On a technical level, things are fine.  The director, Nash Edgerton (star Joel’s brother), does well with the intertwined storylines, and a decently high level of energy is maintained throughout, an impressive feat given that I only see one proper cinematic directing credit on his CV (he’s mostly worked in stunts, it looks).  The script’s balance between harsh situations and dark slapstick likely comes from the writing duo, which comprises Matthew Stone (previously known for Intolerable CrueltyBig Trouble, and the Tommy Lee Jones Man of the House) and Anthony Tambakis (whose credits include Warrior and Jane Got a Gun).  David Oyelowo (a former Dr. King in Selma and King of Botswana in A United Kingdom) does rather well as the constantly put-upon loser Harold (think Steve Martin in Planes, Trains & Automobiles without the nastiness), bringing the right amounts of sympathetic charm and haplessness to keep the audience on his side.  Joel Edgerton and Charlize Theron do well enough as Harold’s bosses, but the former too often opts for a misbalanced character see-sawing between overconfident and overly-stupid, and the latter is stuck behind the single character trait of using her sexuality to get ahead in life.  Neither is bad (thankfully, given their shaky trailer clips), but at the same time neither does anything of great note.  Sharlto Copley is fairly delightful as a mercenary of sorts sent in to rescue Harold, but he’s kind of underused.  And Thandie Newton and Amanda Seyfried, playing Harold’s (ex-)wife and the drug mule’s girlfriend, respectively, are thoroughly wasted, given nothing much to do in a script that, as it’s one major flaw, has no idea what to do with its female characters beside looking pretty and serving as props in the story.

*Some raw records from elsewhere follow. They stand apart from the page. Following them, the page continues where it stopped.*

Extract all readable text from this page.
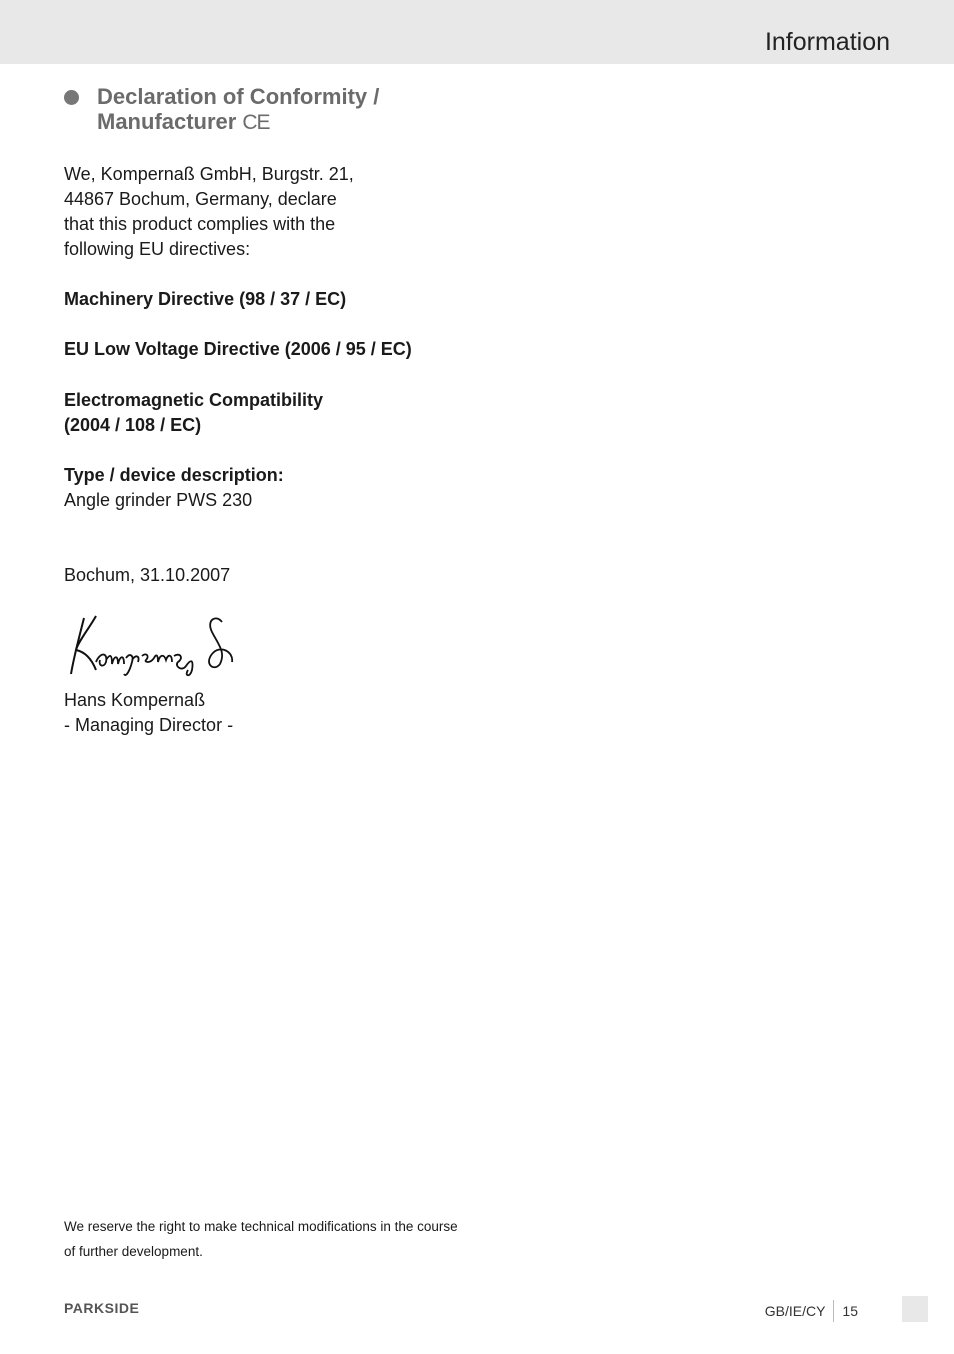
Information
Declaration of Conformity /
Manufacturer CE

We, Kompernaß GmbH, Burgstr. 21,
44867 Bochum, Germany, declare
that this product complies with the
following EU directives:

Machinery Directive (98 / 37 / EC)

EU Low Voltage Directive (2006 / 95 / EC)

Electromagnetic Compatibility
(2004 / 108 / EC)

Type / device description:
Angle grinder PWS 230

Bochum, 31.10.2007

Hans Kompernaß
- Managing Director -

We reserve the right to make technical modifications in the course
of further development.

PARKSIDE	GB/IE/CY 15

So, yeah, there’s stuff to like, some minor stuff not to like.  In the end, I find myself unable to make much noise in either direction.  I suppose I’ll say that if the story or cast sounds appealing, it’d be worth a watch, but I’d hesitate to get your hopes too high.  Or too low, for that matter.  It’s a fine film, a pretty good film, and that’s really all there is to it for me.